MIT OpenDocLab: How do you find funding for digital interactive storytelling projects?
Sonnen: Although the amount of money in broadcasting is shrinking, there are new opportunities. I would suggest applying to the Tribeca New Media Fund and pitching at our own IDFA Crossmedia Forum. But also consider Sheffield Doc/Fest’s MeetMarket, Power to the Pixel, NGO’s and local arts funds like CNC in France. Also take a good look at funds outside the film and photography world, as interactive storytelling often fits other types of arts funds too. Lastly, be clever about sponsorship. Just make sure there is no contamination between your story and the brand financing it. For me, a good example of how a brand can support great art is Chris Milk and Beck’s collaboration Hello Again.
MIT OpenDocLab: What’s your idea of the new model of distribution?
Sonnen: Reaching a huge audience still means getting your content there where the audience is, be it a major newspaper like New York Times or a website that gains a lot of traffic like YouTube or The Pirate Bay. However, the web has made distribution of content so cheap and instantaneous, that the need for curation is becoming bigger. Traditional festivals and other curators are filling this void, but only to a certain level. Increasingly, audiences are becoming curators and artists are turning into publishers. One really interesting example of online distribution is Jonathan Harris’ latest project I Love Your Work, which only allows 10 people per day to visit the project online. Harris is making the web exclusive again, making us think about the way we are currently distributing and consuming content.
Like Harris, I am a strong believer in the concept of the slow web. In today’s digital age our everyday life increasingly consists of navigating multiple streams of data. As a result, we all crave for more focused and meaningful experiences, both online and offline.
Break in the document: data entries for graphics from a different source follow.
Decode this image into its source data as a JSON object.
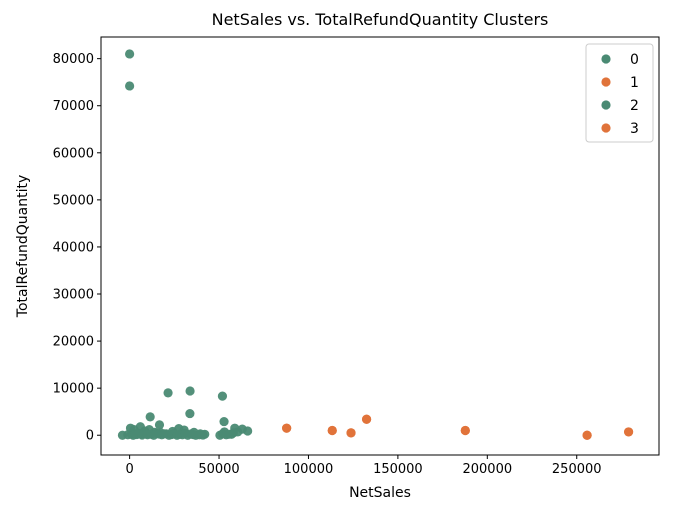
{
  "chart_data": {
    "type": "scatter",
    "title": "NetSales vs. TotalRefundQuantity Clusters",
    "xlabel": "NetSales",
    "ylabel": "TotalRefundQuantity",
    "xlim": [
      -16000,
      296000
    ],
    "ylim": [
      -4200,
      84600
    ],
    "xticks": [
      0,
      50000,
      100000,
      150000,
      200000,
      250000
    ],
    "xtick_labels": [
      "0",
      "50000",
      "100000",
      "150000",
      "200000",
      "250000"
    ],
    "yticks": [
      0,
      10000,
      20000,
      30000,
      40000,
      50000,
      60000,
      70000,
      80000
    ],
    "ytick_labels": [
      "0",
      "10000",
      "20000",
      "30000",
      "40000",
      "50000",
      "60000",
      "70000",
      "80000"
    ],
    "grid": false,
    "legend_position": "top-right",
    "series": [
      {
        "name": "0",
        "color": "#4a8a73",
        "x": [
          0,
          0,
          21500,
          33800,
          51900,
          11500,
          33700,
          16700,
          52800,
          58800,
          500,
          2500,
          6000,
          8500,
          11000,
          14000,
          17500,
          20500,
          24000,
          27500,
          30500,
          36000,
          39500,
          42000,
          53000,
          57000
        ],
        "y": [
          81000,
          74200,
          9000,
          9400,
          8300,
          3900,
          4600,
          2200,
          2900,
          1500,
          1500,
          1200,
          1800,
          900,
          1200,
          600,
          500,
          300,
          800,
          1400,
          1100,
          600,
          300,
          200,
          700,
          200
        ]
      },
      {
        "name": "1",
        "color": "#e0733a",
        "x": [
          87800,
          113300,
          123800,
          132500,
          187700,
          255800,
          279000
        ],
        "y": [
          1500,
          1000,
          500,
          3400,
          1000,
          0,
          700
        ]
      },
      {
        "name": "2",
        "color": "#4a8a73",
        "x": [
          -4000,
          -1000,
          1000,
          2000,
          3000,
          4000,
          5000,
          6500,
          7000,
          8000,
          9500,
          10000,
          12000,
          13500,
          15000,
          16500,
          18000,
          19500,
          22000,
          23500,
          25000,
          26500,
          28000,
          29500,
          31000,
          32500,
          34000,
          35500,
          37000,
          39000,
          41000,
          50500,
          52000,
          54000,
          55500,
          58000,
          60500,
          63000,
          66000
        ],
        "y": [
          0,
          100,
          200,
          0,
          300,
          150,
          400,
          200,
          50,
          500,
          300,
          100,
          200,
          0,
          400,
          250,
          100,
          300,
          0,
          150,
          350,
          0,
          200,
          100,
          400,
          0,
          250,
          150,
          0,
          100,
          50,
          0,
          300,
          100,
          200,
          500,
          700,
          1300,
          900
        ]
      },
      {
        "name": "3",
        "color": "#e0733a",
        "x": [
          87800,
          113300,
          123800,
          132500,
          187700,
          255800,
          279000
        ],
        "y": [
          1500,
          1000,
          500,
          3400,
          1000,
          0,
          700
        ]
      }
    ]
  }
}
Interactive documentary is one of the best examples of what the slow web can be.
MIT OpenDocLab: What’s your vision for how to exhibit interactive projects?
Sonnen: When I started IDFA DocLab, my biggest challenge was how to turn interactive documentaries into meaningful collective offline experiences. Over the years we have experimented with many different forms of exhibition — from computer kiosks and installations to live cinema events, director’s navigations, performing robots and virtual reality walks. As a festival organizer, I believe we need to play an active role when showcasing new forms of web-based storytelling. Festivals are a great place to celebrate and discover art, especially if we can experience them together. We should not simply place computers in a room, but create lively events and moments for reflection. Interactive art, usually made for individual consumption makes this difficult, but not impossible.